Tuesday, May 22, 2007

The struggle that is without joy is the wrong struggle


Strange happenings are afoot at The Heights. I had a call from my landlady yesterday, asking me to go and see her urgently. Thinking I was about to be evicted from the Earth Mother House, I went straight there. Turns out, due to a series of unfortunate events out of her control, come July, my landlady will no longer be in charge of the Heights. Estate agents are taking control of our lovely old building and rent increases may inevitably follow.

In order to fully understand why this will have such an impact on the residents of the Heights, you would need to know a little something about our landlady. As I’m not sure how keen she is to be broadcast all over the Interpipe, I’ll call her Miss X. Miss X runs a few properties in and around Southsea, and she runs them all along a similar ethic. She explained it to me yesterday.

“The most important thing to me has always been that each building is filled with a community of people who all get along, a house of people who aren’t in each others’ pockets, but know enough about each other to be there when things go wrong. It's not about the money. That's why I try to make sure the rents are low.”

Her ethos works too. In the ten years I’ve lived at the Heights, I’ve grown to know all the residents. We exchange birthday cards, invites to each others’ flats, and when things go wrong – such as the two fires we’ve experienced there before, in which my next door neighbour risked his own life to save the life of the man who lived beneath him – everyone helps everyone else. It’s no seventies commune, but it is a community and it matters. Moreover, on a personal note, without the Heights, I could not have spent the last few years working for peanuts in my local authority, I could not have got a degree and a Masters and I would not be able to spend two days a week pursuing my freelance writing. The Heights has helped to shape my life.

The Heights houses some unusual people. We are a community of writers, painters, musicians, shopkeepers, sculptors. Some of us lived some pretty crazy lives before we got here, and we don’t always fit easily into the outside world, but we get along well with each other. There are 15 people living in maybe a dozen flats where I live. I’ve known almost of all them for the last ten years, and if the rents were to go up in line with the market value of the flats themselves, I think almost all of us would have to leave.

When I first heard the news, I started to panic. Fears about having to give up my newly launched creative work rained down on me. You’ll have to get a proper, grown-up, full-time job and stop mucking around with all this creative nonsense, I told myself. You’ll have to grow up. Of course it didn’t take long for me to dismiss that idea. I thought about all the amazing memories I have of the last ten years in the Heights: the laughter, love, tears and rivers of booze that have flowed around within its walls.
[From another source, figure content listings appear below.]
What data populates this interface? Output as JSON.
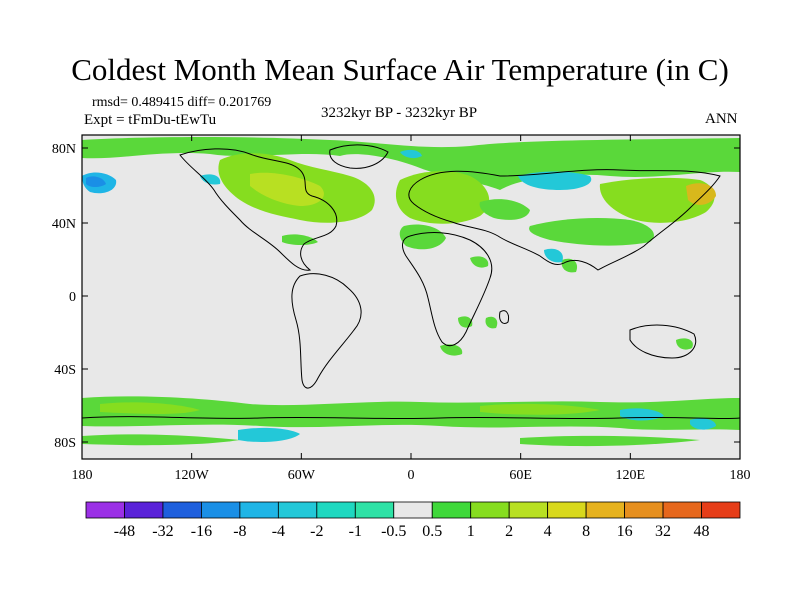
{
  "title": "Coldest Month Mean Surface Air Temperature (in C)",
  "stats": "rmsd= 0.489415 diff= 0.201769",
  "experiment": "Expt = tFmDu-tEwTu",
  "period": "3232kyr BP - 3232kyr BP",
  "season": "ANN",
  "axes": {
    "lat_ticks": [
      "80N",
      "40N",
      "0",
      "40S",
      "80S"
    ],
    "lon_ticks": [
      "180",
      "120W",
      "60W",
      "0",
      "60E",
      "120E",
      "180"
    ]
  },
  "colorbar": {
    "colors": [
      "#9b30e6",
      "#5a22d8",
      "#1e5fdd",
      "#1a8fe6",
      "#1fb5e6",
      "#23c8d8",
      "#1ed8c0",
      "#2ee2a6",
      "#e8e8e8",
      "#3fd83a",
      "#86dd1f",
      "#b8e022",
      "#d8d81c",
      "#e6b21e",
      "#e68f1e",
      "#e6671c",
      "#e63d18"
    ],
    "labels": [
      "-48",
      "-32",
      "-16",
      "-8",
      "-4",
      "-2",
      "-1",
      "-0.5",
      "0.5",
      "1",
      "2",
      "4",
      "8",
      "16",
      "32",
      "48"
    ]
  },
  "map": {
    "ocean_color": "#e8e8e8",
    "outline_color": "#000000"
  }
}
I realised that I’m already one of the luckiest people I know to have enjoyed the last decade in a place like this. And I remembered that change is inevitable and as difficult as I choose to make it. Maybe it’s just time for something different, I thought.
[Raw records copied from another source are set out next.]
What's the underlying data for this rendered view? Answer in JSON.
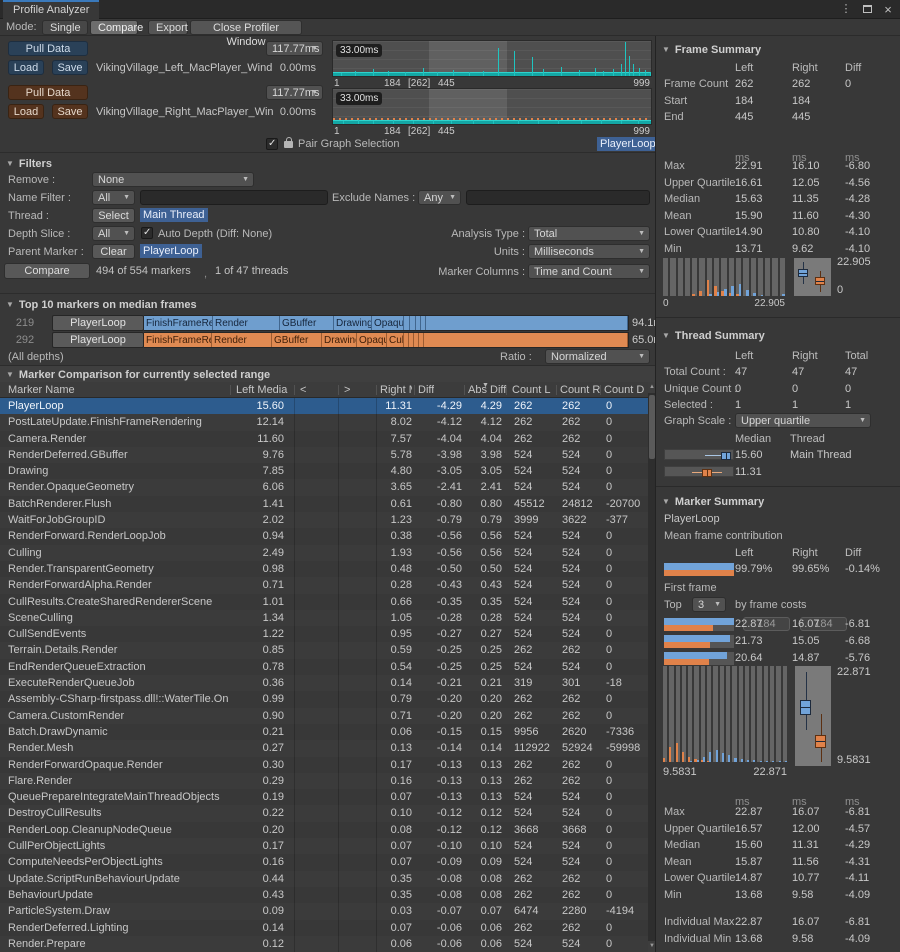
{
  "window": {
    "tab": "Profile Analyzer"
  },
  "toolbar": {
    "mode_label": "Mode:",
    "single": "Single",
    "compare": "Compare",
    "export": "Export",
    "close_profiler": "Close Profiler Window"
  },
  "datasets": {
    "left": {
      "pull": "Pull Data",
      "load": "Load",
      "save": "Save",
      "name": "VikingVillage_Left_MacPlayer_Wind",
      "range_max": "117.77ms",
      "range_min": "0.00ms"
    },
    "right": {
      "pull": "Pull Data",
      "load": "Load",
      "save": "Save",
      "name": "VikingVillage_Right_MacPlayer_Win",
      "range_max": "117.77ms",
      "range_min": "0.00ms"
    }
  },
  "graphs": {
    "badge": "33.00ms",
    "axis": [
      "1",
      "184",
      "[262]",
      "445",
      "999"
    ],
    "pair_checkbox": "Pair Graph Selection",
    "selected_marker": "PlayerLoop",
    "left_spikes": [
      [
        8,
        3
      ],
      [
        22,
        5
      ],
      [
        40,
        7
      ],
      [
        55,
        5
      ],
      [
        72,
        4
      ],
      [
        90,
        8
      ],
      [
        104,
        4
      ],
      [
        120,
        6
      ],
      [
        136,
        4
      ],
      [
        150,
        5
      ],
      [
        165,
        28
      ],
      [
        181,
        25
      ],
      [
        199,
        19
      ],
      [
        210,
        7
      ],
      [
        228,
        9
      ],
      [
        246,
        6
      ],
      [
        262,
        8
      ],
      [
        270,
        5
      ],
      [
        280,
        7
      ],
      [
        288,
        12
      ],
      [
        292,
        34
      ],
      [
        296,
        20
      ],
      [
        300,
        12
      ],
      [
        306,
        8
      ],
      [
        312,
        6
      ],
      [
        317,
        4
      ]
    ],
    "right_spikes": [
      [
        10,
        3
      ],
      [
        25,
        4
      ],
      [
        40,
        3
      ],
      [
        60,
        4
      ],
      [
        80,
        3
      ],
      [
        100,
        4
      ],
      [
        118,
        3
      ],
      [
        140,
        4
      ],
      [
        160,
        3
      ],
      [
        185,
        4
      ],
      [
        205,
        3
      ],
      [
        225,
        4
      ],
      [
        248,
        3
      ],
      [
        268,
        4
      ],
      [
        288,
        3
      ],
      [
        305,
        4
      ]
    ]
  },
  "filters": {
    "title": "Filters",
    "remove_label": "Remove :",
    "remove_value": "None",
    "name_filter_label": "Name Filter :",
    "name_filter_mode": "All",
    "name_filter_value": "",
    "exclude_label": "Exclude Names :",
    "exclude_mode": "Any",
    "exclude_value": "",
    "thread_label": "Thread :",
    "thread_button": "Select",
    "thread_value": "Main Thread",
    "depth_label": "Depth Slice :",
    "depth_mode": "All",
    "auto_depth": "Auto Depth (Diff: None)",
    "analysis_label": "Analysis Type :",
    "analysis_value": "Total",
    "parent_label": "Parent Marker :",
    "parent_button": "Clear",
    "parent_value": "PlayerLoop",
    "units_label": "Units :",
    "units_value": "Milliseconds",
    "compare_button": "Compare",
    "marker_count": "494 of 554 markers",
    "comma": ",",
    "thread_count": "1 of 47 threads",
    "columns_label": "Marker Columns :",
    "columns_value": "Time and Count"
  },
  "top10": {
    "title": "Top 10 markers on median frames",
    "all_depths": "(All depths)",
    "ratio_label": "Ratio :",
    "ratio_value": "Normalized",
    "rows": [
      {
        "frame": "219",
        "color": "blue",
        "button": "PlayerLoop",
        "time": "94.1ms",
        "segments": [
          [
            "FinishFrameRendering",
            69
          ],
          [
            "Render",
            67
          ],
          [
            "GBuffer",
            54
          ],
          [
            "Drawing",
            38
          ],
          [
            "OpaqueGeometry",
            32
          ],
          [
            "",
            6
          ],
          [
            "",
            6
          ],
          [
            "",
            5
          ],
          [
            "",
            5
          ],
          [
            "",
            202
          ]
        ]
      },
      {
        "frame": "292",
        "color": "orange",
        "button": "PlayerLoop",
        "time": "65.0ms",
        "segments": [
          [
            "FinishFrameRendering",
            68
          ],
          [
            "Render",
            60
          ],
          [
            "GBuffer",
            50
          ],
          [
            "Drawing",
            35
          ],
          [
            "OpaqueGeom",
            30
          ],
          [
            "Culling",
            17
          ],
          [
            "",
            5
          ],
          [
            "",
            5
          ],
          [
            "",
            5
          ],
          [
            "",
            5
          ],
          [
            "",
            204
          ]
        ]
      }
    ]
  },
  "comparison": {
    "title": "Marker Comparison for currently selected range",
    "columns": [
      "Marker Name",
      "Left Median",
      "<",
      ">",
      "Right Median",
      "Diff",
      "Abs Diff",
      "Count L",
      "Count R",
      "Count D"
    ],
    "max_left": 15.6,
    "selected_index": 0,
    "rows": [
      [
        "PlayerLoop",
        "15.60",
        "11.31",
        "-4.29",
        "4.29",
        "262",
        "262",
        "0"
      ],
      [
        "PostLateUpdate.FinishFrameRendering",
        "12.14",
        "8.02",
        "-4.12",
        "4.12",
        "262",
        "262",
        "0"
      ],
      [
        "Camera.Render",
        "11.60",
        "7.57",
        "-4.04",
        "4.04",
        "262",
        "262",
        "0"
      ],
      [
        "RenderDeferred.GBuffer",
        "9.76",
        "5.78",
        "-3.98",
        "3.98",
        "524",
        "524",
        "0"
      ],
      [
        "Drawing",
        "7.85",
        "4.80",
        "-3.05",
        "3.05",
        "524",
        "524",
        "0"
      ],
      [
        "Render.OpaqueGeometry",
        "6.06",
        "3.65",
        "-2.41",
        "2.41",
        "524",
        "524",
        "0"
      ],
      [
        "BatchRenderer.Flush",
        "1.41",
        "0.61",
        "-0.80",
        "0.80",
        "45512",
        "24812",
        "-20700"
      ],
      [
        "WaitForJobGroupID",
        "2.02",
        "1.23",
        "-0.79",
        "0.79",
        "3999",
        "3622",
        "-377"
      ],
      [
        "RenderForward.RenderLoopJob",
        "0.94",
        "0.38",
        "-0.56",
        "0.56",
        "524",
        "524",
        "0"
      ],
      [
        "Culling",
        "2.49",
        "1.93",
        "-0.56",
        "0.56",
        "524",
        "524",
        "0"
      ],
      [
        "Render.TransparentGeometry",
        "0.98",
        "0.48",
        "-0.50",
        "0.50",
        "524",
        "524",
        "0"
      ],
      [
        "RenderForwardAlpha.Render",
        "0.71",
        "0.28",
        "-0.43",
        "0.43",
        "524",
        "524",
        "0"
      ],
      [
        "CullResults.CreateSharedRendererScene",
        "1.01",
        "0.66",
        "-0.35",
        "0.35",
        "524",
        "524",
        "0"
      ],
      [
        "SceneCulling",
        "1.34",
        "1.05",
        "-0.28",
        "0.28",
        "524",
        "524",
        "0"
      ],
      [
        "CullSendEvents",
        "1.22",
        "0.95",
        "-0.27",
        "0.27",
        "524",
        "524",
        "0"
      ],
      [
        "Terrain.Details.Render",
        "0.85",
        "0.59",
        "-0.25",
        "0.25",
        "262",
        "262",
        "0"
      ],
      [
        "EndRenderQueueExtraction",
        "0.78",
        "0.54",
        "-0.25",
        "0.25",
        "524",
        "524",
        "0"
      ],
      [
        "ExecuteRenderQueueJob",
        "0.36",
        "0.14",
        "-0.21",
        "0.21",
        "319",
        "301",
        "-18"
      ],
      [
        "Assembly-CSharp-firstpass.dll!::WaterTile.OnWillRenderObject",
        "0.99",
        "0.79",
        "-0.20",
        "0.20",
        "262",
        "262",
        "0"
      ],
      [
        "Camera.CustomRender",
        "0.90",
        "0.71",
        "-0.20",
        "0.20",
        "262",
        "262",
        "0"
      ],
      [
        "Batch.DrawDynamic",
        "0.21",
        "0.06",
        "-0.15",
        "0.15",
        "9956",
        "2620",
        "-7336"
      ],
      [
        "Render.Mesh",
        "0.27",
        "0.13",
        "-0.14",
        "0.14",
        "112922",
        "52924",
        "-59998"
      ],
      [
        "RenderForwardOpaque.Render",
        "0.30",
        "0.17",
        "-0.13",
        "0.13",
        "262",
        "262",
        "0"
      ],
      [
        "Flare.Render",
        "0.29",
        "0.16",
        "-0.13",
        "0.13",
        "262",
        "262",
        "0"
      ],
      [
        "QueuePrepareIntegrateMainThreadObjects",
        "0.19",
        "0.07",
        "-0.13",
        "0.13",
        "524",
        "524",
        "0"
      ],
      [
        "DestroyCullResults",
        "0.22",
        "0.10",
        "-0.12",
        "0.12",
        "524",
        "524",
        "0"
      ],
      [
        "RenderLoop.CleanupNodeQueue",
        "0.20",
        "0.08",
        "-0.12",
        "0.12",
        "3668",
        "3668",
        "0"
      ],
      [
        "CullPerObjectLights",
        "0.17",
        "0.07",
        "-0.10",
        "0.10",
        "524",
        "524",
        "0"
      ],
      [
        "ComputeNeedsPerObjectLights",
        "0.16",
        "0.07",
        "-0.09",
        "0.09",
        "524",
        "524",
        "0"
      ],
      [
        "Update.ScriptRunBehaviourUpdate",
        "0.44",
        "0.35",
        "-0.08",
        "0.08",
        "262",
        "262",
        "0"
      ],
      [
        "BehaviourUpdate",
        "0.43",
        "0.35",
        "-0.08",
        "0.08",
        "262",
        "262",
        "0"
      ],
      [
        "ParticleSystem.Draw",
        "0.09",
        "0.03",
        "-0.07",
        "0.07",
        "6474",
        "2280",
        "-4194"
      ],
      [
        "RenderDeferred.Lighting",
        "0.14",
        "0.07",
        "-0.06",
        "0.06",
        "262",
        "262",
        "0"
      ],
      [
        "Render.Prepare",
        "0.12",
        "0.06",
        "-0.06",
        "0.06",
        "524",
        "524",
        "0"
      ]
    ]
  },
  "frame_summary": {
    "title": "Frame Summary",
    "header": [
      "",
      "Left",
      "Right",
      "Diff"
    ],
    "info_rows": [
      [
        "Frame Count",
        "262",
        "262",
        "0"
      ],
      [
        "Start",
        "184",
        "184",
        ""
      ],
      [
        "End",
        "445",
        "445",
        ""
      ]
    ],
    "unit_row": [
      "",
      "ms",
      "ms",
      "ms"
    ],
    "stat_rows": [
      [
        "Max",
        "22.91",
        "16.10",
        "-6.80"
      ],
      [
        "Upper Quartile",
        "16.61",
        "12.05",
        "-4.56"
      ],
      [
        "Median",
        "15.63",
        "11.35",
        "-4.28"
      ],
      [
        "Mean",
        "15.90",
        "11.60",
        "-4.30"
      ],
      [
        "Lower Quartile",
        "14.90",
        "10.80",
        "-4.10"
      ],
      [
        "Min",
        "13.71",
        "9.62",
        "-4.10"
      ]
    ],
    "hist": {
      "min_label": "0",
      "max_label": "22.905",
      "orange": [
        0,
        0,
        0,
        0,
        2,
        5,
        16,
        10,
        5,
        3,
        2,
        0,
        0,
        0,
        0,
        0,
        0
      ],
      "blue": [
        0,
        0,
        0,
        0,
        0,
        0,
        2,
        4,
        7,
        10,
        12,
        6,
        3,
        1,
        0,
        0,
        2
      ]
    },
    "box_top_label": "22.905",
    "box_bottom_label": "0"
  },
  "thread_summary": {
    "title": "Thread Summary",
    "header": [
      "",
      "Left",
      "Right",
      "Total"
    ],
    "rows": [
      [
        "Total Count :",
        "47",
        "47",
        "47"
      ],
      [
        "Unique Count :",
        "0",
        "0",
        "0"
      ],
      [
        "Selected :",
        "1",
        "1",
        "1"
      ]
    ],
    "graph_scale_label": "Graph Scale :",
    "graph_scale_value": "Upper quartile",
    "table_header": [
      "Median",
      "Thread"
    ],
    "threads": [
      {
        "median": "15.60",
        "name": "Main Thread"
      },
      {
        "median": "11.31",
        "name": ""
      }
    ]
  },
  "marker_summary": {
    "title": "Marker Summary",
    "marker": "PlayerLoop",
    "subtitle": "Mean frame contribution",
    "header": [
      "",
      "Left",
      "Right",
      "Diff"
    ],
    "contribution": [
      "",
      "99.79%",
      "99.65%",
      "-0.14%"
    ],
    "first_frame_label": "First frame",
    "first_frames": [
      "184",
      "184"
    ],
    "top_label_pre": "Top",
    "top_value": "3",
    "top_label_post": "by frame costs",
    "top_rows": [
      [
        "",
        "22.87",
        "16.07",
        "-6.81"
      ],
      [
        "",
        "21.73",
        "15.05",
        "-6.68"
      ],
      [
        "",
        "20.64",
        "14.87",
        "-5.76"
      ]
    ],
    "hist": {
      "min_label": "9.5831",
      "max_label": "22.871",
      "orange": [
        4,
        15,
        19,
        10,
        5,
        3,
        2,
        1,
        0,
        0,
        0,
        0,
        0,
        0,
        0,
        0,
        0,
        0,
        0,
        0
      ],
      "blue": [
        0,
        0,
        0,
        0,
        1,
        2,
        5,
        10,
        12,
        9,
        7,
        4,
        3,
        2,
        2,
        1,
        1,
        1,
        1,
        1
      ]
    },
    "box_top_label": "22.871",
    "box_bottom_label": "9.5831",
    "unit_row": [
      "",
      "ms",
      "ms",
      "ms"
    ],
    "stat_rows": [
      [
        "Max",
        "22.87",
        "16.07",
        "-6.81"
      ],
      [
        "Upper Quartile",
        "16.57",
        "12.00",
        "-4.57"
      ],
      [
        "Median",
        "15.60",
        "11.31",
        "-4.29"
      ],
      [
        "Mean",
        "15.87",
        "11.56",
        "-4.31"
      ],
      [
        "Lower Quartile",
        "14.87",
        "10.77",
        "-4.11"
      ],
      [
        "Min",
        "13.68",
        "9.58",
        "-4.09"
      ]
    ],
    "individual_rows": [
      [
        "Individual Max",
        "22.87",
        "16.07",
        "-6.81"
      ],
      [
        "Individual Min",
        "13.68",
        "9.58",
        "-4.09"
      ]
    ],
    "max_value": 22.905
  },
  "colors": {
    "accent_blue": "#3a79bb",
    "bar_blue": "#71a3d9",
    "bar_orange": "#e0824a",
    "teal": "#14a7a5",
    "selection_row": "#2d5c8e",
    "chip": "#3e6194"
  }
}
This morning I shared my newly found zen with the Chief.

“No Smurf!” he commanded, as he strode purposely across the Common, ”This isn’t the time for acceptance! It’s the time to fight! You must defend your home and your community!”

He recommended I book an appointment with the Citizens’ Advice Bureau at once. This afternoon, two of my Heights mates called me, preparing a meeting of all the residents for this weekend, to see what we could do to stay in our homes. I nominated myself to go to the CAB on Friday for some advice, with the Chief’s words ringing in my ears. I’ll keep you posted.

2 comments:

Mark Wright said...

Hey - welcome back! I was starting to get a bit worried too. And, yes, the Chief is right - fight them on beaches, etc!

Mark Wright said...

Oh, and sonds to me like you should be writing a novel or film/TV script about life in The Heights.